02.09.2019 - 6 Information zum Stand Überdachung Peenebad
Grunddaten
- TOP:
- Ö 6
- Datum:
- Mo., 02.09.2019
- Status:
- gemischt (Sitzung abgeschlossen)
- Uhrzeit:
- 18:00
- Anlass:
- Sitzung
Wortprotokoll
Herr Müller erläutert den Stand zur Überdachung des Peenebad’s. Die Stadt Malchin hat derzeit eine Förderzusage bei beantragten Kosten von 880 T€ von 90 % (792 TE) aus dem Bundesprogramm für sportliche Anlagen vorliegen. Die Kostenschätzung beruht auf den Angaben eines Anbieters, die Netto ausgewiesen waren und das Erstellen von Fundamenten nicht beinhaltet. Derzeit liegen die Kosten bei 1,4 Mio Euro.
Die Stadt hat weitere Anträge auf Förderung gestellt, so aus dem kreislichen Investitionsfond, der am 10.09.2019 im Kreisausschuss entschieden wird. Des Weiteren wurde ein Antrag im Rahmen der Sportstättenförderung in Höhe von 300 T€ beim Sozialministerium gestellt.

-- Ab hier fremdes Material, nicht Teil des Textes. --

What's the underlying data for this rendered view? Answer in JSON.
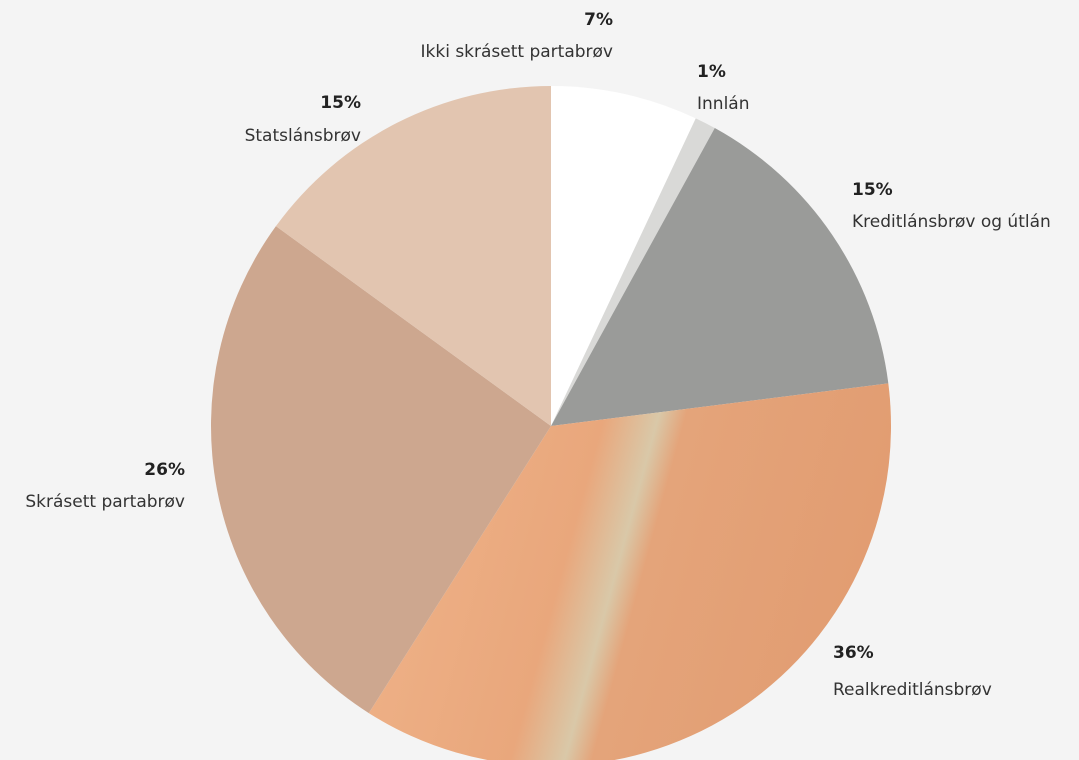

Am 30. Juli war die Leitung des Hauses in Berlin und hat das Projekt vorgestellt. Bis 16. Oktober müssen noch Unterlagen zur Förderung aus dem Bundesprogramm eingereicht werden. Die Summen sind auf fünf Jahresscheiben benannt. Das bedeutet Vorfinanzierung durch die Stadt Malchin.
Wenn alle Förderzusagen vorliegen, erfolgt das Ausschreibungsverfahren. Die Firma, mit der die Kostenschätzung erarbeitet wurde, hat keine Referenzobjekte in Deutschland. Voraussetzung für die Durchsetzung der Maßnahme ist ein erforderlicher Beschluss zum Haushalt der Stadt Malchin 2020.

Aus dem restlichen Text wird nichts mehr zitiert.